THURSDAY (June 19): A "Thrillville" screening of John Boorman"s curious sci-fi film Zardoz (U.K., 1974), with Sean Connery as a future barbarian setting things right with the Eternals, plus Jacques Boyreau"s spoof Candy von Dewd, in an evening billed as "Thrillville"s Super Sexy Sci-Fi Rocket Roll Show" that includes strippers and is therefore not the best place for academic study of Boorman"s intellectual remake of Conan the Barbarian. $7 8:30 p.m.

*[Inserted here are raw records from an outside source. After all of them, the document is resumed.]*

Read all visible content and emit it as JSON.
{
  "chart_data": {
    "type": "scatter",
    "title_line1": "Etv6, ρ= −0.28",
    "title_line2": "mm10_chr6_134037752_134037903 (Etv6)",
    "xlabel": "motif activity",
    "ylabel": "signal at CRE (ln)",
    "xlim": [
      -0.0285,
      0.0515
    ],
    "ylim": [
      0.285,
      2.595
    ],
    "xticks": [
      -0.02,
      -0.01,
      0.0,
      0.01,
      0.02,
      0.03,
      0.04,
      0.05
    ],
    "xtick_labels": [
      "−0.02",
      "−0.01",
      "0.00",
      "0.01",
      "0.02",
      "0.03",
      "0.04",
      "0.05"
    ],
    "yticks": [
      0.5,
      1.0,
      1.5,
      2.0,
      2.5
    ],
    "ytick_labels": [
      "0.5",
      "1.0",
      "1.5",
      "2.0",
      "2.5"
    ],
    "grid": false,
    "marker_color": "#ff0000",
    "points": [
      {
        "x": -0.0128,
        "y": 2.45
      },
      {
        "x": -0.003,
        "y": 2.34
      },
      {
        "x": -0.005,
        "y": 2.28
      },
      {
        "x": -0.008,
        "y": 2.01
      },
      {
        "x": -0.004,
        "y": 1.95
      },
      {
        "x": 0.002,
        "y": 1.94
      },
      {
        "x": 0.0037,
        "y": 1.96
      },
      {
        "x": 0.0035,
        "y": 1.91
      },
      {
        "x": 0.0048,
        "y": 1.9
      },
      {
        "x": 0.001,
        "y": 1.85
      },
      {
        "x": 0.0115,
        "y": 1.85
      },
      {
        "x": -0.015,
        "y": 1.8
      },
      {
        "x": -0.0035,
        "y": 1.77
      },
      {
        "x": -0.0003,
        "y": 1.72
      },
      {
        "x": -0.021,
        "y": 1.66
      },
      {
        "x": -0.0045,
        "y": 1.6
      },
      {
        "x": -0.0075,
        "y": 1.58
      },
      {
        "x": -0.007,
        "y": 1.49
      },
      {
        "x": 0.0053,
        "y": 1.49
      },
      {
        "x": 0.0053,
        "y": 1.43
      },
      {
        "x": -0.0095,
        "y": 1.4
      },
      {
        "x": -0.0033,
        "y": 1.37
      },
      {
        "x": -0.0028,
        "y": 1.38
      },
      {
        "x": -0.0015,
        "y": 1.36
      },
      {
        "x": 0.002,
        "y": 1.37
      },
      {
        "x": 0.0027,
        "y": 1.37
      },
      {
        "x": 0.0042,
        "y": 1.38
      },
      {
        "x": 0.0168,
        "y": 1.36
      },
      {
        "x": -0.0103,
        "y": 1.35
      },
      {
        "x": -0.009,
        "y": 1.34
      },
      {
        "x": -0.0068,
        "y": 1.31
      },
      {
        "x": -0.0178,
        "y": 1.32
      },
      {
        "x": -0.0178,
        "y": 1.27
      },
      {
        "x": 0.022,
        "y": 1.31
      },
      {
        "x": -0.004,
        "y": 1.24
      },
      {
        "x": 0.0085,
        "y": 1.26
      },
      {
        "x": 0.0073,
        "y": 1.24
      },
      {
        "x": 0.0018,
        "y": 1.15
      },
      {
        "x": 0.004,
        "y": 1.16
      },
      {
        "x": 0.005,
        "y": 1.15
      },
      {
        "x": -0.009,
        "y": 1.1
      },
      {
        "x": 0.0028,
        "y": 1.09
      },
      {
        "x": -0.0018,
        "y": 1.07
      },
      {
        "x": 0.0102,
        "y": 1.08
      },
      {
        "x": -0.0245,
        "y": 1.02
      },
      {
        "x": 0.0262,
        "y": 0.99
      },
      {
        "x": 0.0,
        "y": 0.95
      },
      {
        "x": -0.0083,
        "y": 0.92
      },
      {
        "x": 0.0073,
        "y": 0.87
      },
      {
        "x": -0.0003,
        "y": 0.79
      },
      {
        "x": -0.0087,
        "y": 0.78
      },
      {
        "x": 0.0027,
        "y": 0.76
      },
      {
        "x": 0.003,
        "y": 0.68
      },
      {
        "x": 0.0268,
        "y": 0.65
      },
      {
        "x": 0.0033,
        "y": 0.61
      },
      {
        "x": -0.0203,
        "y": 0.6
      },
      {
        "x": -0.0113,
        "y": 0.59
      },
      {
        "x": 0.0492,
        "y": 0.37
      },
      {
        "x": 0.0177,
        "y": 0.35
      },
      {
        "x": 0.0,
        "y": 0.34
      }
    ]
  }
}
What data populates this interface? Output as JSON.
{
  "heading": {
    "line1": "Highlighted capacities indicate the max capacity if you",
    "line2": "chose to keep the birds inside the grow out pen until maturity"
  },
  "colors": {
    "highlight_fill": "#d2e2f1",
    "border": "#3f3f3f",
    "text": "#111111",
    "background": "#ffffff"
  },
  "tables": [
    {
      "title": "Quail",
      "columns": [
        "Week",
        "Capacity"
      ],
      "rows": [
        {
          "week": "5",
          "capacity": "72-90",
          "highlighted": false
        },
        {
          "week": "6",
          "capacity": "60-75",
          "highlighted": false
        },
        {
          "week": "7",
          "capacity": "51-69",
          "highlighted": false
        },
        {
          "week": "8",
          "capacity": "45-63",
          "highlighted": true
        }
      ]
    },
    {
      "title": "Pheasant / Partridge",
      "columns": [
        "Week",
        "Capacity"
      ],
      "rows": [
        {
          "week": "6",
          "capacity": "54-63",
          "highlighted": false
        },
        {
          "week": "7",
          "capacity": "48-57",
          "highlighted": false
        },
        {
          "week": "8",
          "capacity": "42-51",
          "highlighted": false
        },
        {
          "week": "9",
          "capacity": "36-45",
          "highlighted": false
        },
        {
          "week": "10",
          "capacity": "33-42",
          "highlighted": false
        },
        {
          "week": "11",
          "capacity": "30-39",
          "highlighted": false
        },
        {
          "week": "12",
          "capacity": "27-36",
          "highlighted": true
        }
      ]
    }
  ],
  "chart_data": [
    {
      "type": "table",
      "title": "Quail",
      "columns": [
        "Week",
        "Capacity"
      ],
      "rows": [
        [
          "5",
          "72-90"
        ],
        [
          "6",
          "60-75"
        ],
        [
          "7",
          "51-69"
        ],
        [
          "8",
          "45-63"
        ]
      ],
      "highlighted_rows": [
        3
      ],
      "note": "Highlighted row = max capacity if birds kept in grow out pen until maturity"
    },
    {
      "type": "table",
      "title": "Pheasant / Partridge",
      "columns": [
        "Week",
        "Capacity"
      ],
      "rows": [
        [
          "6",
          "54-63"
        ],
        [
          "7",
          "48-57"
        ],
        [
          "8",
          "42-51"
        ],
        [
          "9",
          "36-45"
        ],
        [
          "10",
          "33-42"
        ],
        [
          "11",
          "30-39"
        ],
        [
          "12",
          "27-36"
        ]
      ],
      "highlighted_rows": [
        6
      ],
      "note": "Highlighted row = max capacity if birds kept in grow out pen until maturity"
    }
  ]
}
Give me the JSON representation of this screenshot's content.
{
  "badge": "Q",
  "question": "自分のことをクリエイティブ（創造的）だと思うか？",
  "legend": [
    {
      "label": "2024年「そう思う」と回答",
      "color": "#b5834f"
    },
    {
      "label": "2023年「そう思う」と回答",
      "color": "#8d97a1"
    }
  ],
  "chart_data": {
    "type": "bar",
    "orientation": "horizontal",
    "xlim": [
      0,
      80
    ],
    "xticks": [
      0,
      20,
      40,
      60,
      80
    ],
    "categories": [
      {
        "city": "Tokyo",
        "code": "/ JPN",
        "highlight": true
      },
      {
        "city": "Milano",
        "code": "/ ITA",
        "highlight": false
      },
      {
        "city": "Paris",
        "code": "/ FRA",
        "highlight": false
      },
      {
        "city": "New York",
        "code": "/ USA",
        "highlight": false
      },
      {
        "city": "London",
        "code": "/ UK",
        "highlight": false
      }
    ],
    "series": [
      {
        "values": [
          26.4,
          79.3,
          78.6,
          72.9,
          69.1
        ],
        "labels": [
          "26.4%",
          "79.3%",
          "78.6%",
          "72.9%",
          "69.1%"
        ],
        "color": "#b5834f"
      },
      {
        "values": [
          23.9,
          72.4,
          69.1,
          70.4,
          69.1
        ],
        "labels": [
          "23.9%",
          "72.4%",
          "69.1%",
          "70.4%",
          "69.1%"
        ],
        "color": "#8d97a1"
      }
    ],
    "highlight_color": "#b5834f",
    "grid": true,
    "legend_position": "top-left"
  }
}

MIDNIGHT SHOW (Saturday): The Rocky Horror Picture Show (Jim Sharman, 1975), with live performance by Barely Legal. $6.
RAFAEL FILM CENTER 3 4
1118 Fourth St. (at A), San Rafael, 454-1222, www.cafilm.org. $9 save as noted. This three-screen repertory theater, now officially the Christopher B. Smith Rafael Film Center, is operated by the California Film Institute. Programs are complex; check carefully and call for confirmation.
WEDNESDAY & THURSDAY: A spelling bee leaves kids Spellbound (Jeff Blitz, 2003) 8:40 p.m.; also Thurs 6:30 p.m. Guy Maddin"s Dracula: Pages From a Virgin's Diary (Transylvania, 2003), a silent film with music from Mahler 9:10 p.m.; also Thurs 7:15 p.m. Jacques Perrin"s Winged Migration (France, 2002) 7, 9 p.m. See Ongoing for reviews.
WEDNESDAY: A Wednesday and Sunday Greta Garbo series concludes with the rarely screened German-language version of Anna Christie (Jacques Feyder, 1930), drawn from Eugene O"Neill 7 p.m.
STARTS FRIDAY: Spellbound and Winged Migration continue. Call for times.
FRIDAY THROUGH SUNDAY: F.W. Murnau"s silent masterwork Sunrise (1927) 7 p.m.; also Sun 2 p.m.